‘Palm oil free’ products could face legal challenge, say lawyers

By Caroline SCOTT-THOMAS contact

- Last updated on GMT

'No palm oil' labelling may contravene EU law
'No palm oil' labelling may contravene EU law

Related tags: Palm oil, Law

Food manufacturers and palm oil producers could have a legal case against companies labelling products ‘palm oil free’, according to Paris-based lawyer Anne Bourdu.

Bourdu, who works with Paris legal firm LEXT, was asked to look into the legality of ‘no palm oil’ labelling for a meeting organised by Food Facts last June, and she claims such labelling could be legally challenged under both French and EU law.

“My legal opinion is that it interests all producers of palm oil and all manufacturers of products that contain palm oil,”​ she told FoodNavigator.

In particular, she cites EU regulation No 1169/2011, which says food information shall not be misleading “by suggesting that the food possesses special characteristics when in fact all similar foods possess such characteristics, in particular by specifically emphasising the presence or absence of certain ingredients and/or nutrients”.

With this in mind, Bourdu says using ‘palm oil free’ labelling is “unacceptable from a regulatory point of view”.

What about consumer choice?

“I am personally in favour of giving the most information to the consumer as possible, not only with safety standards, but also how products are manufactured.

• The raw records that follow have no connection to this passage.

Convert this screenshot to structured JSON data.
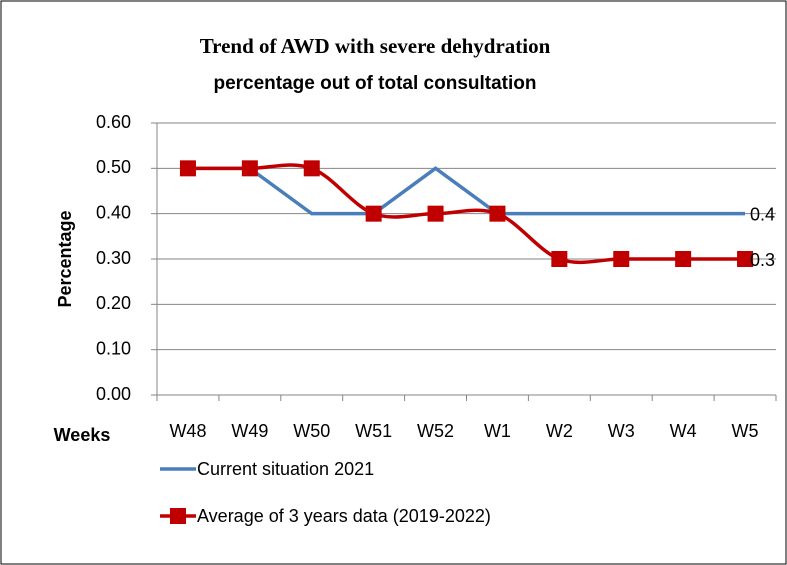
{
  "chart_data": {
    "type": "line",
    "title": [
      "Trend of AWD with severe dehydration",
      "percentage out of total consultation"
    ],
    "x_label": "Weeks",
    "y_label": "Percentage",
    "categories": [
      "W48",
      "W49",
      "W50",
      "W51",
      "W52",
      "W1",
      "W2",
      "W3",
      "W4",
      "W5"
    ],
    "series": [
      {
        "name": "Current situation 2021",
        "color": "#4a7ebb",
        "marker": "none",
        "smooth": false,
        "values": [
          0.5,
          0.5,
          0.4,
          0.4,
          0.5,
          0.4,
          0.4,
          0.4,
          0.4,
          0.4
        ]
      },
      {
        "name": "Average of 3 years data (2019-2022)",
        "color": "#c00000",
        "marker": "square",
        "smooth": true,
        "values": [
          0.5,
          0.5,
          0.5,
          0.4,
          0.4,
          0.4,
          0.3,
          0.3,
          0.3,
          0.3
        ]
      }
    ],
    "ylim": [
      0,
      0.6
    ],
    "yticks": [
      {
        "value": 0,
        "label": "0.00"
      },
      {
        "value": 0.1,
        "label": "0.10"
      },
      {
        "value": 0.2,
        "label": "0.20"
      },
      {
        "value": 0.3,
        "label": "0.30"
      },
      {
        "value": 0.4,
        "label": "0.40"
      },
      {
        "value": 0.5,
        "label": "0.50"
      },
      {
        "value": 0.6,
        "label": "0.60"
      }
    ],
    "grid": true,
    "legend": "bottom"
  }
}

That may also be a political choice for consumers to choose a product that is ‘green’,”​ she said.

However, she added that food companies could instead highlight their use of sustainable palm oil, or explain on-pack why they had chosen the specific vegetable oil in their product.

Bourdu insists that labelling something ‘palm oil free’ is different from labelling it ‘additive free’ or ‘preservative free’.

“The difference to me is that palm oil is a raw material rather than an additive,”​ she said.

International law firm Hogan Lovells has also argued that palm oil is different from artificial colours or preservatives because it is not an additive.

In a review of possible legal remedies available in Belgium and France, Hogan Lovells says that companies making a ‘no palm oil’ claim would need to justify it.

It may be useful to know the identity of the oil in a product,” ​it says. “However, in the absence of evidence that a specific oil represents a risk to consumer health, inclusion of “no palm oil” claim front of label unjustly singles palm oil out and places emphasis on the absence of palm oil in the product in a manner that could be perceived as intended to communicate to the consumer more than mere information concerning the type of oil used.”